Another more well-known source: https://www.techpowerup.com/reviews/NVIDIA/GeForce_GTX_1080_... at 3840x2160 there was an average of 171% performance across games when they excluded the ones which didn't scale with SLI at all.
Linus Tech Tips has a rant about how Intel is trying to segment the market by only offering more PCI-E lanes on the most-expensive CPUs despite mobo support with their new X299 platform (they've done this in the past as well): https://www.youtube.com/watch?v=TWFzWRoVNnE
Basically, if you want the full 44 lanes, you have to get the top-spec processor for $1k ($1k for the cpu itself). The i9s above the 7900x don't even have details yet, since Intel is working on adapting their Xeons to their new HEDT platform to keep up with AMD. Here's the breakdown: https://www.cinema5d.com/wp-content/uploads/2017/05/Intel-co... I've also heard speculation that they're crippling the lanes on cheaper chips because they're so worried about cannibalizing their server market. Don't expect ECC support on these either. Honestly, if any Xeon BIOSes and CPUs supported unlocked multipliers, they'd be a better deal, but I get that overclocking and max stability don't really mix. OR they could totally wow everyone and come out with some 5.0Ghz (all-core) 16-core chip that isn't overclockable any further but can run ECC. Sell THAT for $2k to workstation users and rich gamers. Make it 2P capable as well in case you need 32 cores. Maybe AMD will do it with ThreadRipper, which BTW has 64 PCI-E 3.0 lanes ( https://www.pcper.com/news/Processors/Computex-2017-AMD-Thre... ).
But returning to video cards, in GPGPU configurations transferring data between the board and system memory can quickly become a bottleneck.
Bottom line, is that gen4 is about 3 years late. PCI specs (or more generally x86 IO interfaces) seem to consistently lag their requirements. Hence why we lived with AGP (or VLB for that matter)..
Once that's done add a few more x4 slots. Even consumer CPUs have enough lanes for it, no need to waste x16 on the GPU. TB3 is x4, U.2 is x4, everything big and useful is x4 so more of that is helpful.

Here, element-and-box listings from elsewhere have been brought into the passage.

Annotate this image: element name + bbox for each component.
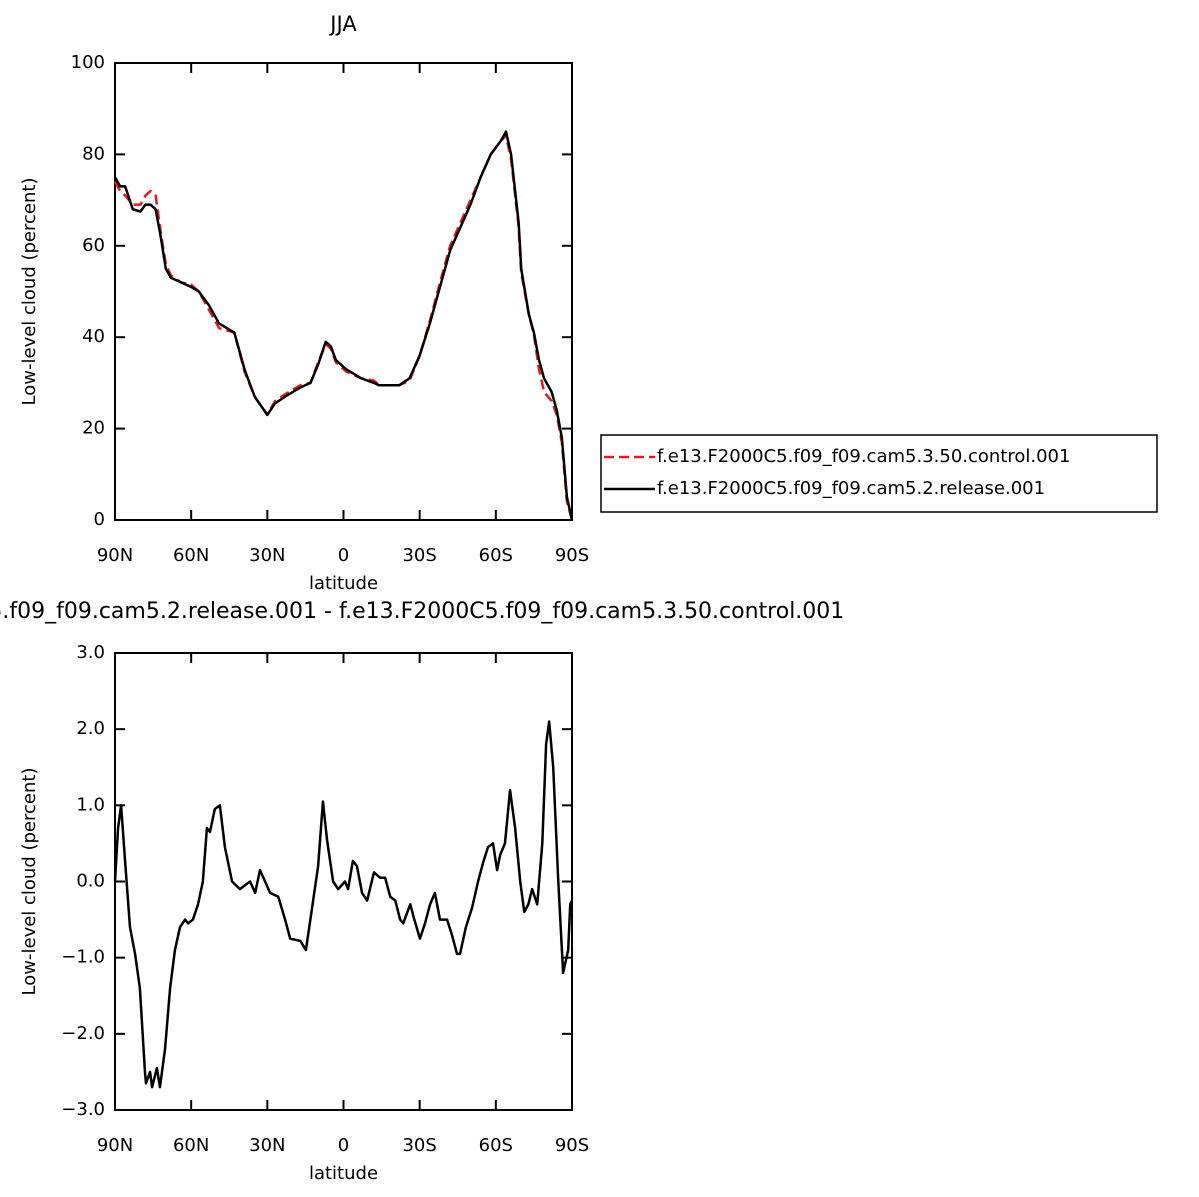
x-tick-label: 60S: [479, 1135, 513, 1156]
legend: f.e13.F2000C5.f09_f09.cam5.3.50.control.…: [600, 434, 1158, 513]
chart-title: JJA: [328, 12, 357, 36]
y-tick-label: 20: [82, 418, 105, 439]
y-axis-label: Low-level cloud (percent): [19, 768, 40, 996]
x-tick-label: 0: [338, 1135, 349, 1156]
x-tick-label: 30S: [402, 545, 436, 566]
x-tick-label: 60S: [479, 545, 513, 566]
y-tick-label: 2.0: [76, 718, 105, 739]
y-tick-label: 0.0: [76, 871, 105, 892]
y-tick-label: −3.0: [61, 1099, 105, 1120]
x-tick-label: 60N: [173, 1135, 209, 1156]
y-tick-label: 100: [71, 52, 105, 73]
x-tick-label: 90N: [97, 545, 133, 566]
x-tick-label: 90S: [555, 1135, 589, 1156]
x-axis-label: latitude: [309, 573, 378, 594]
x-tick-label: 30N: [249, 545, 285, 566]
x-tick-label: 30N: [249, 1135, 285, 1156]
data-line: [113, 130, 574, 521]
x-tick-label: 90N: [97, 1135, 133, 1156]
chart-title: f.e13.F2000C5.f09_f09.cam5.2.release.001…: [0, 599, 844, 624]
y-tick-label: 60: [82, 235, 105, 256]
x-axis-label: latitude: [309, 1163, 378, 1184]
y-tick-label: −2.0: [61, 1023, 105, 1044]
x-tick-label: 0: [338, 545, 349, 566]
x-tick-label: 60N: [173, 545, 209, 566]
y-axis-label: Low-level cloud (percent): [19, 178, 40, 406]
y-tick-label: 40: [82, 326, 105, 347]
data-line: [113, 134, 574, 521]
data-line: [113, 720, 574, 1089]
y-tick-label: 1.0: [76, 794, 105, 815]
y-tick-label: 3.0: [76, 642, 105, 663]
x-tick-label: 30S: [402, 1135, 436, 1156]
y-tick-label: 80: [82, 143, 105, 164]
legend-box: [600, 434, 1158, 513]
legend-label: f.e13.F2000C5.f09_f09.cam5.2.release.001: [657, 478, 1045, 499]
y-tick-label: −1.0: [61, 947, 105, 968]
y-tick-label: 0: [94, 509, 105, 530]
x-tick-label: 90S: [555, 545, 589, 566]
plot-frame: [114, 62, 573, 521]
legend-label: f.e13.F2000C5.f09_f09.cam5.3.50.control.…: [657, 446, 1070, 467]
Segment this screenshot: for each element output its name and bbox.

The only thing that needs x8 is like HPC and 40Gbps+ Ethernet both of which are clearly server land.
And the future is actually less bandwidth requirement:
> Performance doesn't even drop with newer DirectX 12 and Vulkan games, including titles like "DOOM," which are known to utilize virtual texturing ("mega textures," an API feature analogous to Direct3D tiled-resources). If anything, mega textures has reduced the GPU's bandwidth load on the PCI-Express bus.

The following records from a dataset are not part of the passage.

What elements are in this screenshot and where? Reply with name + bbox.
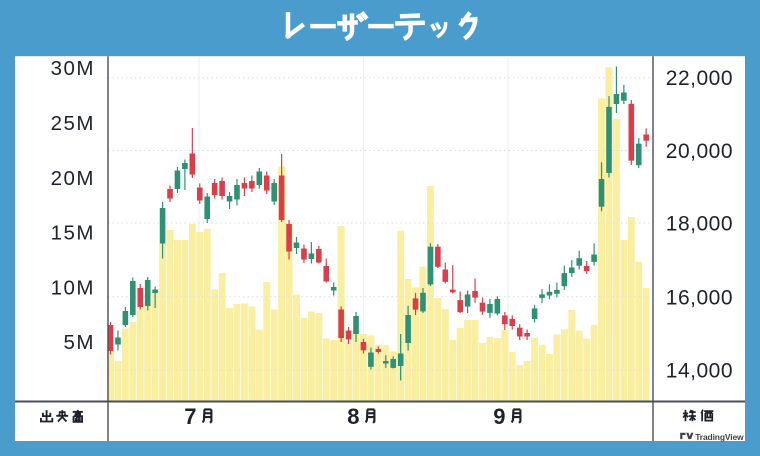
svg-text:8: 8 [347, 404, 359, 429]
svg-text:10M: 10M [51, 277, 95, 300]
svg-text:14,000: 14,000 [666, 360, 733, 383]
svg-text:20,000: 20,000 [666, 140, 733, 163]
svg-text:TradingView: TradingView [695, 432, 744, 442]
svg-text:18,000: 18,000 [666, 213, 733, 236]
svg-text:9: 9 [493, 404, 505, 429]
svg-text:7: 7 [184, 404, 196, 429]
svg-text:5M: 5M [64, 331, 95, 354]
svg-text:20M: 20M [51, 167, 95, 190]
svg-text:30M: 30M [51, 57, 95, 80]
svg-text:16,000: 16,000 [666, 286, 733, 309]
svg-text:15M: 15M [51, 222, 95, 245]
svg-text:25M: 25M [51, 112, 95, 135]
svg-text:22,000: 22,000 [666, 67, 733, 90]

So: 3.0 x4 will be plenty for the foreseeable future.
Have they fixed some problem with the development process that will make it take 1/3 of the time?
They might as wel wait a year and have 5.0
https://www.extremetech.com/computing/250640-pci-sig-announc...
It's also possible that the timing is a result of them expecting far more stalls in the process for 5.0 than cropped up, though there's obviously still plenty of time.
But holy shit, $4k a year for the privilege of downloading a few specs? This is even more ludicrous than the USB or Bluetooth messes.
But yeah, that's what I meant by USB being better than PCIe. At the very least the specs are publicly downloadable.
Doesn't sound as solid as a socket though, they support some weight of the card in addition to carrying data. I'd be concerned about USB sockets getting torqued off if you looked at them wrong while installing a card, or if you took out the mounting screws without having the card properly supported.
If all that weight was hinging on one socket an accommodation to have some kind of flange wouldn't be too hard to incorporate.
Then we could eliminate the cost of the USB components by building contacts into the support socket that connect to pads on the PCB!
I dunno, ease of inserting and removal just isn't on my list of desires for a GPU. I install one maybe every 2 years, and I don't want to worry about it falling out and smashing around inside my case if I pick up my computer or something.
Whatever mounting shenanigans are necessary to lock it in place with weaker connectors feels like a solution looking for a problem. The somewhat high force of PCIe slots is a feature, not a bug.
[1] USB-C to USB-C cables don't have the symmetry they appear to have. Each end can be independently upside down.
IIRC, this means that certain USB-C configurations require a captive cable because they can only tolerate reversal of one end, not both.
https://www.youtube.com/watch?v=dx596o8t_TY
https://www.youtube.com/watch?v=WgbAESoFDAY